Saturday, December 10, 2016

Restringing Guitars and Young Men


            Fridays are my day at the local youth correctional facility.  In the morning, I work in their garden, helping young gardeners tend to their chickens, vegetable plots and herb gardens. 

            We plant, weed, water, and harvest, and then preserve and dry the results.  Most every week, we cook, enjoying the bounty of our work, and treating the young men to fresh, nutritious produce and the concept of healthy nutrition and living.

            The real gardening comes in our conversations, the camaraderie of young and older gardeners, working and learning together, truly being in community.   

            They are learning where food really comes from, and how to be invested in that process, being self sufficient and healthy.  The metaphor of the garden is not lost on them, as they work to become strong, healthy, productive farmers of their lives. 

            I also work with some of the young men individually, being the “surrogate parent” and being the visitor they need and wouldn’t have otherwise.  I’m the “family” who shows up with some baked goods or candy, and just visits for an hour.  Sometimes, we play games, but mainly, I just listen, offering the compassionate ear of the uncle or dad who is missing in their lives.

            I’m tender and kind to them, being the encouraging voice, the cheerleader, the supportive dad they wouldn’t otherwise have. 

            Today, one of my young men and I restrung one of the guitars there.  It is a “state” guitar, which means it’s the guitar that gets played by those who don’t have their own instrument.  The guitar is played a lot, and replacing the strings has become a regular task for me. 

The guitar gets loved to death, played hard by lonely, frustrated fingers pouring out the emotions of the neglected and abandoned, the incarcerated, the young men who have no other way of expressing themselves.  I’m like that guitar, a place where the emotions of these young men can have their voice, a willing ear, an appreciative audience for what they need to say. 

            My guy has had a rough year.  He’s one of the lucky ones, not serving a mandatory sentence, a guy who can walk out the door if he’s done all his treatment, completed high school and shown he can be a responsible young man.   

            He literally has the keys to the front gate, but the old voices keep telling him he’s worthless, and should be abandoned and left out for the trash man. 

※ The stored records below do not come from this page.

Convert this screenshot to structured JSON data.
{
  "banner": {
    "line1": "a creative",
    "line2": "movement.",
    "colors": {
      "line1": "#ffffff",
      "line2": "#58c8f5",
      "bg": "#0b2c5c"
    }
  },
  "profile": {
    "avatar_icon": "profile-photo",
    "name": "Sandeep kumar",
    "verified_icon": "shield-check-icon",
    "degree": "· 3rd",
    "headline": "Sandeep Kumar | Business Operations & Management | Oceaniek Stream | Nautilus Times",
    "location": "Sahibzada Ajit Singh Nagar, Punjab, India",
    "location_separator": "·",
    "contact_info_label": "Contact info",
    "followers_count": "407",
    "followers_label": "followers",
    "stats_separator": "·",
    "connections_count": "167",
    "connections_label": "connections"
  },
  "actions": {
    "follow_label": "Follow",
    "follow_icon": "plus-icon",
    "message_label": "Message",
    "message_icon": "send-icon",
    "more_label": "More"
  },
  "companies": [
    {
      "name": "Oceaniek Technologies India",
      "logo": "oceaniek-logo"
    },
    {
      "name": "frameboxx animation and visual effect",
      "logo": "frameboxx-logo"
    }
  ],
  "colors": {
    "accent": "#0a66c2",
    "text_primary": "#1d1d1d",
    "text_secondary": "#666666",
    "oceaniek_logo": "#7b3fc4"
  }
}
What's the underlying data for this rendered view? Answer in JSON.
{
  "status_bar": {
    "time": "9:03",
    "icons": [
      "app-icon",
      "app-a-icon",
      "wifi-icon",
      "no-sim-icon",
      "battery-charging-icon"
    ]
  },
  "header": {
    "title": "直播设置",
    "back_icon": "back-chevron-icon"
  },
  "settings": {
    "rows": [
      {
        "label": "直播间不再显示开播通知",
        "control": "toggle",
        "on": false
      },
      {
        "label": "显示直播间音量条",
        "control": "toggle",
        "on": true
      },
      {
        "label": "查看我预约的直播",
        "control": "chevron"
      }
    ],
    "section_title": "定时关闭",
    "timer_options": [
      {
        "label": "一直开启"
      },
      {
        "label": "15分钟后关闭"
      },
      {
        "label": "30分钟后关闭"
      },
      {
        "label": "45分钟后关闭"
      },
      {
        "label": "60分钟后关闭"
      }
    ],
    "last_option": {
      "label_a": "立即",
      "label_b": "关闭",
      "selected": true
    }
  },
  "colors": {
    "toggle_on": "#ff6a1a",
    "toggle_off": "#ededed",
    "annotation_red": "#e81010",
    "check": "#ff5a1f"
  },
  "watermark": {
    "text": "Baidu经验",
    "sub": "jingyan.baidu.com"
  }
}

            Like so many of the young men here, being responsible and healthy is a new experience, and the fear of going back into the world, and being around the family and friends who were a big part of the bad times that brought him here, is one huge scary nightmare of parole. 

            The thought of being successful in life is a new idea.  For most of their life, they’ve been told they are worthless, failures.  My job is to be a spark of encouragement, the mirror of their successes and self worth, to be the dad who believes in them and is proud of who they are becoming. 

            My job and the job of the guitar are a lot alike.

            My buddy has derailed himself a number of times here, despite all his good work. The old ways, the old voices still show up, beating him down with the whips of shame  and guilt, the indifference to the beauty of their young souls. 

            Today, though, he moved ahead.  He took the initiative and restrung the guitar, without much help from me.  With confidence, he completed the task, grinning as the new strings sang out their song in his confident fingers.  His eyes twinkled with pride as he showed others the work he had done. 

            We did more than restring an old, well-used guitar.  We restrung a young man and gave voice to the new, self-confident man now playing his songs, happy with what he’s done and who he’s becoming.